Oil-linked currencies edged up slightly on Wednesday after they collapsed on Tuesday’s session. The Canadian dollar rose by 0.5% against the dollar yesterday.
The Australian dollar gained more, rising by 0.8% after a record surge in retail sales last month. The recovery in U.S. crude CLc1 moved it out of the negative territory, but it’s trading at around $11 a barrel, still some 80% under January’s peak.
Meanwhile, the Norwegian crown changed insignificantly, holding close to its lowest in almost a month against the greenback. The Canadian dollar’s losses are limited, but that fact is unlikely to be seen as an entirely positive development domestically – stated Commerzbank’s Nguyen.
Oil prices fell in overnight trading on Wednesday after collapsing to a four year low. The demand for everything, from gasoline to jet fuel, lowered due to the coronavirus outbreak and lockdown measures enforced to contain it, causing the price’s downfall. Brent plummeted to its lowest level since 1999.
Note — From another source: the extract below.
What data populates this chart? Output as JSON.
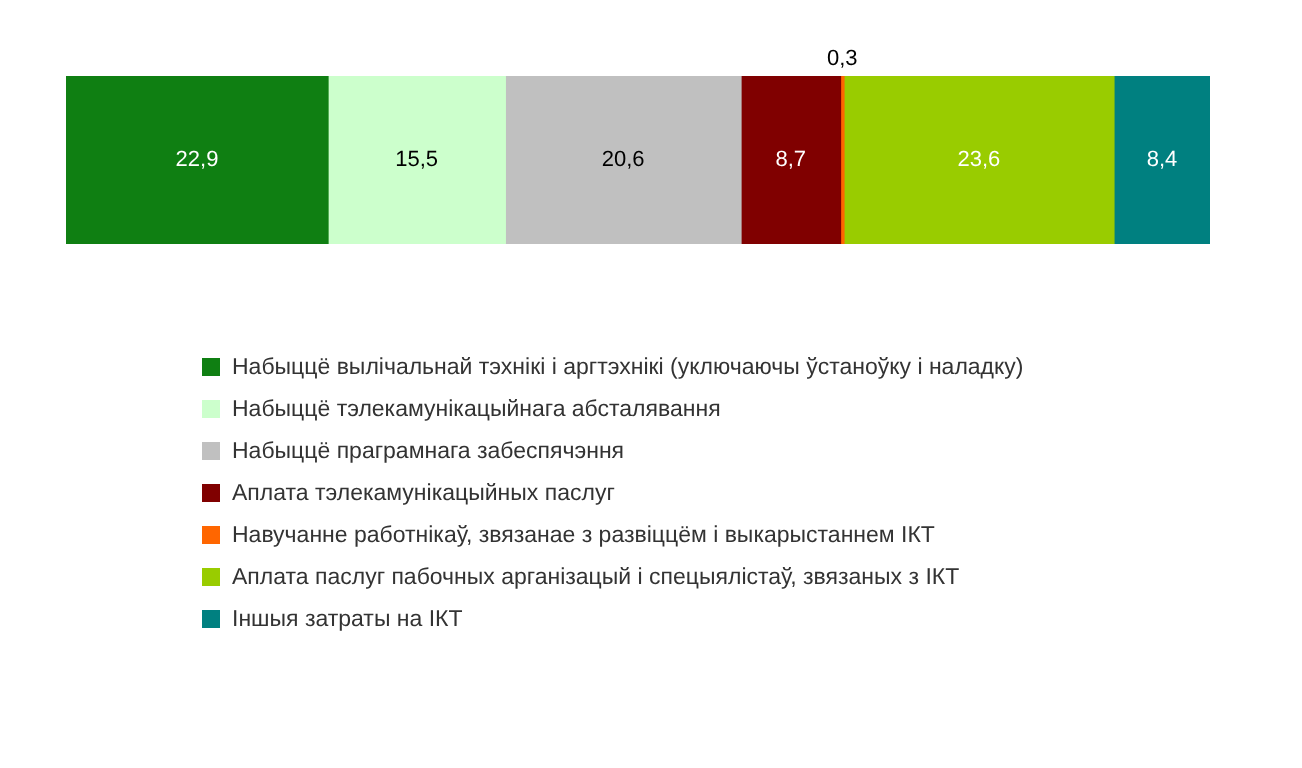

According to the Commerzbank senior FX analyst, Thu Lan Nguyen, the current distortions on the oil market are more likely to be the trigger for the market to reveal its worst fears regarding the economic extent of the pandemic crisis.
What about the Japanese Yen and the U.S. dollar?
The safe-haven currencies were in demand due to the uncertainty in the markets. The Japanese yen climbed up by 0.1% against the dollar, maintaining its gains from the previous week.
The investors are waiting for an EU meeting on Thursday to discuss financial aid in the eurozone. Meanwhile, the euro remained range-bound, trading at $1.08710 at the last measure.
On the other hand, the U.S. dollar lowered slightly on Wednesday after its rally on Tuesday. The dollar fell by 0.2% against a basket of currencies. But it was still up roughly by 0.4% this week.